Natural language does not function at the level of isolated sentences. When humans produce and interpret text or speech, they rely on discourse structure — the set of relations, hierarchies, and organizational patterns that bind individual clauses into coherent wholes. Computational linguistics has devoted substantial effort to formalizing these structures, both to improve natural language understanding systems and to test theoretical claims about how humans process extended text. Discourse structure encompasses phenomena ranging from local coherence between adjacent sentences to the global organization of entire documents.
Levels of Discourse Organization
E = {(uᵢ, uⱼ, r) | r ∈ R} (coherence relations)
Coherence score: C(T) = Σ_{(i,j,r)∈E} w(r) · sim(uᵢ, uⱼ)
Discourse can be analyzed at multiple levels. At the sentential level, adjacent clauses are linked by coherence relations such as Cause, Contrast, and Elaboration. At the paragraph level, topic sentences organize clusters of supporting detail. At the document level, macrostructures such as introduction-body-conclusion or problem-solution frames guide global organization. Each level imposes constraints on what constitutes a well-formed text, and violations at any level produce incoherence that readers readily detect.

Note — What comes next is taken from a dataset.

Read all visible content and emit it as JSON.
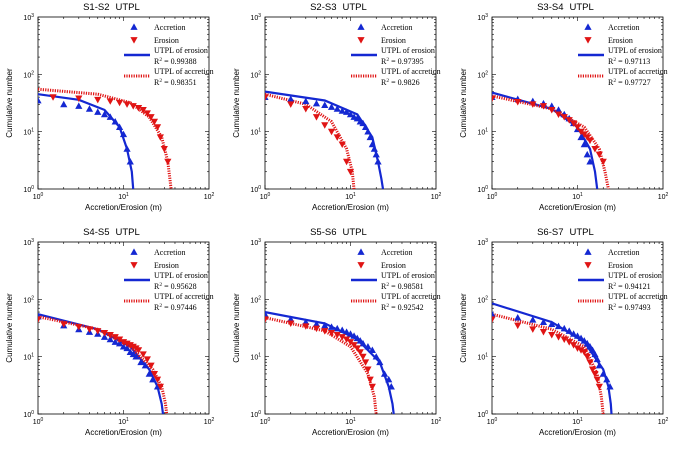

Formal Theories of Discourse
Several competing frameworks have been proposed for representing discourse structure. Rhetorical Structure Theory (RST) organizes text into hierarchical tree structures, where nucleus-satellite and multinuclear relations connect elementary discourse units. The Penn Discourse Treebank (PDTB) takes a lexically grounded approach, annotating discourse connectives and the arguments they relate. Segmented Discourse Representation Theory (SDRT) combines dynamic semantics with discourse relations, allowing underspecified attachments and complex anaphoric dependencies. Each framework captures different aspects of discourse organization and has motivated distinct computational approaches.
An alternative perspective on discourse structure focuses on entity coherence — the patterns of entity mentions across sentences. Centering Theory (Grosz, Joshi, and Weinstein, 1995) models local coherence through the tracking of discourse entities and their salience. The entity grid model (Barzilay and Lapata, 2008) operationalizes this idea by representing documents as matrices of entity transitions, achieving strong results in coherence assessment and text ordering tasks without explicit relation annotation.
Computational Applications
Discourse structure plays a critical role in numerous NLP applications. In automatic summarization, identifying the nucleus of each RST relation allows systems to extract the most important content. In sentiment analysis, discourse relations help determine whether an opinion expressed in a subordinate clause should be attributed to the author or to a reported speaker. Machine translation benefits from discourse-level analysis when translating connectives, pronouns, and other phenomena whose interpretation depends on cross-sentential context.
Recent neural approaches have begun to learn implicit discourse representations through large-scale pre-training. Transformer-based models capture long-range dependencies that correspond to discourse structure, though whether they genuinely learn hierarchical discourse organization or merely exploit surface correlations remains an active area of investigation. Probing studies suggest that intermediate layers of models like BERT encode information about discourse relations, centering transitions, and paragraph structure, but explicit discourse parsing still improves downstream performance on tasks requiring document-level understanding.